Diasporic Dining XXIV: Murder at the Tick Tock


                                           Todd Heisler/The New York Times
“More Bad Stuff on Good Stuff Diner Shooting” read the headline in the Gothamist back in 2010. Aficionados of 24 hour Greek dining will immediately recall the late night shoot out that at least temporarily eliminated the feeling of safety that characterized one of the most prominent examples of 24 hour Greek diner cuisine in downtown Manhattan. Now the equivalent of the internecine gang wars that resulted in the murder of Joe Gallo at Umbertos Clam House back in l972 has occurred at the Tick Tock one of the best known Jersey diners. Well not quite, since we are not talk crime families, but rivalry in one non-crime family. You don’t get stories like this even on a hot TV show like Boardwalk Empire. “A Diner, A Family and a Murder Plot,” (NYT, 5/2/13) was headline of Kate Zernike’s piece in the Times. According to Zernike, Alex Sgourdos “owned the diner with his two brothers-in-law.” Zernicke commented that Sgourdos’ nephew Georgios Spyropoulos," a manager of the diner," located on Route 3, a major thoroughfare in the vicinity of the Meadowlands, “is charged with hiring a man to kill Mr.
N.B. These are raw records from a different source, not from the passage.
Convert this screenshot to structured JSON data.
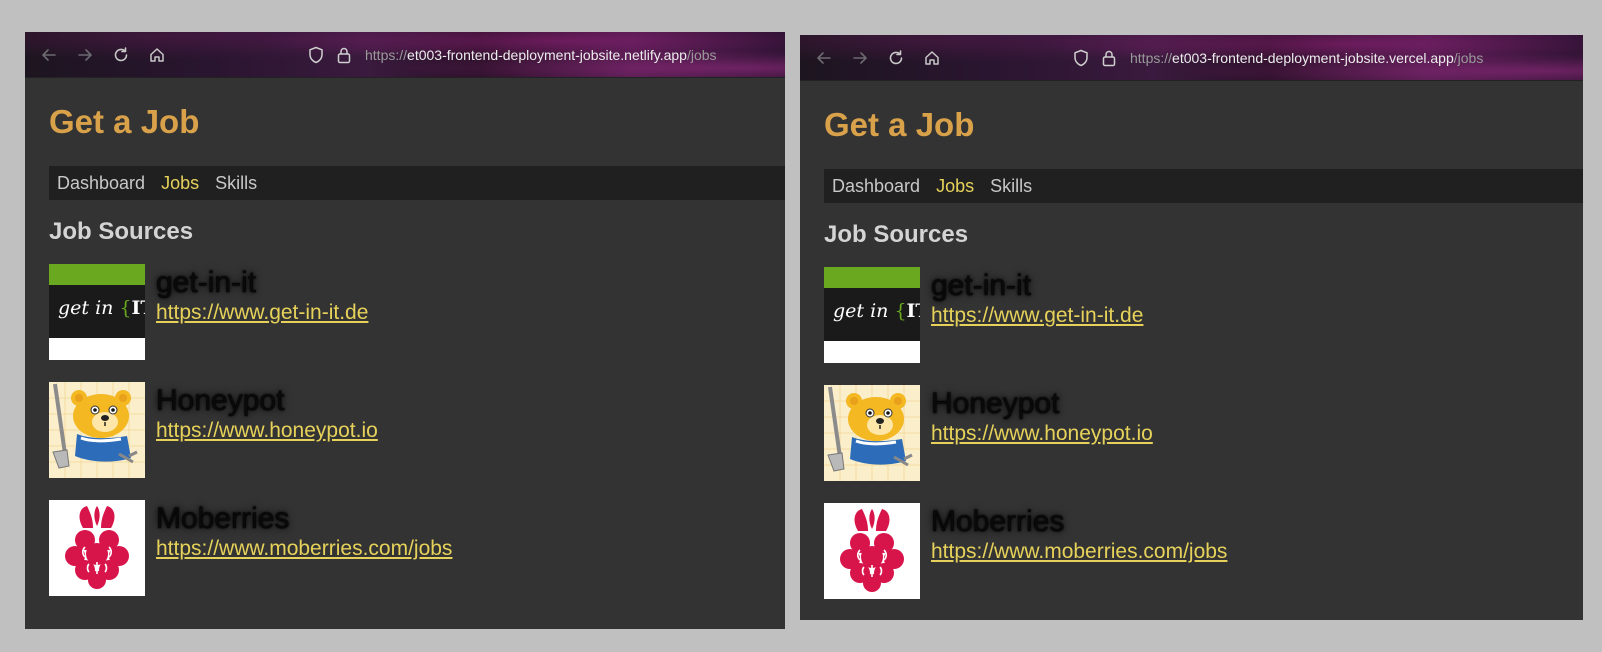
{
  "windows": [
    {
      "id": "left",
      "url": {
        "scheme": "https://",
        "host": "et003-frontend-deployment-jobsite.netlify.app",
        "path": "/jobs"
      }
    },
    {
      "id": "right",
      "url": {
        "scheme": "https://",
        "host": "et003-frontend-deployment-jobsite.vercel.app",
        "path": "/jobs"
      }
    }
  ],
  "browser": {
    "back_icon": "back-arrow-icon",
    "forward_icon": "forward-arrow-icon",
    "reload_icon": "reload-icon",
    "home_icon": "home-icon",
    "shield_icon": "shield-icon",
    "lock_icon": "lock-icon"
  },
  "app": {
    "brand": "Get a Job",
    "nav": [
      {
        "label": "Dashboard",
        "active": false
      },
      {
        "label": "Jobs",
        "active": true
      },
      {
        "label": "Skills",
        "active": false
      }
    ],
    "section_title": "Job Sources",
    "sources": [
      {
        "name": "get-in-it",
        "url": "https://www.get-in-it.de",
        "logo": "get-in-it-logo",
        "logo_text": "get in {IT}"
      },
      {
        "name": "Honeypot",
        "url": "https://www.honeypot.io",
        "logo": "honeypot-bear-logo"
      },
      {
        "name": "Moberries",
        "url": "https://www.moberries.com/jobs",
        "logo": "moberries-raspberry-logo"
      }
    ]
  },
  "colors": {
    "brand": "#d9a24a",
    "link": "#e6d25a",
    "nav_active": "#e6d25a",
    "page_bg": "#333333",
    "navbar_bg": "#202020",
    "outer_bg": "#c0c0c0"
  }
}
Sgourdos, with instructions to torture him first until he surrendered the combination to the diner’s safe--and the money his nephew believed Mr. Sgourdos was hoarding.” Apparently Sgourdos had a reputation for frugality. “Neighbors had long whispered that Mr. Sgourdos…was stingy in paying even his relatives,” Zernike went on to say. Diners serve comfort rather than gourmet food. Diners are places to gather and talk. You go to a diner when you don’t want the food to come between you and conversation. That’s why, besides being inexpensive, they’re so popular with people in recovery groups who depend on conversation to keep them sober. What happened at the Good Stuff and now at the Tick Tock doesn't bode well for the 24 hour diner as a respite from the cares of the world. After what’s happened you’re less likely to venture into a diner if you’re seeking serenity.


1 comment:

  1. jylle benson-gaussMay 17, 2013 at 11:29 AM

    Fiction writers, despair. You can't make this stuff up; no matter how outrageous a crafted plot line you find it has already occurred in reality, usually in New Jersey.
    Lordy, I miss the Weekly World News!